Que l'intention délictueuse ressort suffisamment de la confusion entretenue entre les sociétés, les adresses d'exercice et même les numéros d'appel téléphoniques (cote D16);

Sur la dénomination "mandataire près le tribunal de commerce" :

Considérant que la loi 85-99 du 25 janvier 1985, en son article 29, réglemente et protège le titre de " mandataire judiciaire à la liquidation des entreprises auprès des tribunaux de la cour d'appel de... "

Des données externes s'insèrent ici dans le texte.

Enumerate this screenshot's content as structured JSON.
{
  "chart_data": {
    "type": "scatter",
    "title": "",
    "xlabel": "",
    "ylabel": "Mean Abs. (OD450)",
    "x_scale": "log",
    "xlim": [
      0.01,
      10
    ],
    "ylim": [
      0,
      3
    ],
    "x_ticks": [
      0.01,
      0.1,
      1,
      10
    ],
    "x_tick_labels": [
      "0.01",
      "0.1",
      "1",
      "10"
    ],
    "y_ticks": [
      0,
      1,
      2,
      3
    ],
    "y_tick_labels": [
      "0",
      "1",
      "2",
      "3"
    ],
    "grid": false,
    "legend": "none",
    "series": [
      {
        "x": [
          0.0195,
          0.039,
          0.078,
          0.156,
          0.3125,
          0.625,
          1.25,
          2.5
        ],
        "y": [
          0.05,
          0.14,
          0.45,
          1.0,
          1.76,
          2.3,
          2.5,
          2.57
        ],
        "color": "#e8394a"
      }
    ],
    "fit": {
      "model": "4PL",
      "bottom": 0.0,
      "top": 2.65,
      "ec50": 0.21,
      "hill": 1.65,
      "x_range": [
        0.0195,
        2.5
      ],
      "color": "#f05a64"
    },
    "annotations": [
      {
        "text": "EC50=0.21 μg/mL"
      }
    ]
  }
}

Qu'elle interdit (alinéa 3 de l'article précité) l'usage d'une dénomination présentant une ressemblance de nature à causer une méprise avec ce titre dans l'esprit du public;

Que les procédures de liquidation judiciaire ressortant essentiellement de la compétence des tribunaux de commerce, l'appellation "mandataire près le tribunal de commerce" est de nature à induire une confusion et à provoquer une méprise dans l'esprit d'un public normalement vigilant et attentif; que le prévenu ne peut se prévaloir de l'existence de listes professionnelles "officieuses" dénuées de valeur légale ou réglementaire ;

Sur l'exercice de la profession d'avocat :

Considérant qu'il n'est pas contesté et qu'il est même revendiqué par Alain U que celui-ci exerce habituellement et à titre libéral une activité de représentation devant les tribunaux de commerce du ressort de la Cour d'appel de Paris;

Qu'or, il résulte de la combinaison des articles 853 du Code de procédure civile, qui doit être strictement interprété, et 4 de la loi n° 71-1130 du 31 décembre 1971, que nul ne peut, à titre de profession habituelle et en toute indépendance, assister et/ou représenter des parties devant la juridiction commerciale s'il n'est avocat ;

Que l'exigence d'un pouvoir spécial implique le caractère occasionnel de l'assistance et/ou de la représentation par un prestataire ne répondant pas aux conditions de capacité, d'aptitude et de garanties exigées des avocats ;

Considérant que l'exercice illégal de la profession autorise l'Ordre, garant de ces conditions, à se constituer partie civile ;

Que son préjudice sera justement réparé par l'indemnité et la publication sollicitées ;

Par ces motifs, LA COUR, Statuant publiquement, par arrêt contradictoire, Déclare les appels recevables, Réforme le jugement déféré, Statuant à nouveau, Déclare Alain U coupable d'avoir de septembre 1993 à décembre 1996, 1°) fait usage de la dénomination "mandataire près le tribunal de commerce", présentant une ressemblance de nature à causer une méprise dans l'esprit du public avec le titre de " mandataire judiciaire à la liquidation des entreprises auprès des tribunaux de la cour d'appel de... " ; 2°) Exercé la profession d'avocat sans être inscrit régulièrement à un Barreau ; 3°) exercé clandestinement une activité de conseil et mandataire en justice, sans avoir procédé aux déclarations sociales et fiscales afférentes ; Le relaxe de tout autre chef des poursuites ; En répression le condamne aux peines de 6 mois d'emprisonnement avec sursis et 100 000 F d'amende ; Constate que l'avertissement prescrit par l'article 132-29 du Code pénal a été notifié ; Reçoit l'Ordre des avocats au barreau du Val-de-Marne en sa constitution de partie civile ; Y faisant droit, condamne Alain U à lui payer la somme de 1 franc à titre de dommages-intérêts ; Ordonne, à titre de réparation civile, la publication de l'arrêt par extraits dans le quotidien Le Parisien, éditions de Paris et du Val-de-Marne, sans que le coût des insertions puisse excéder la somme de 50 000 F.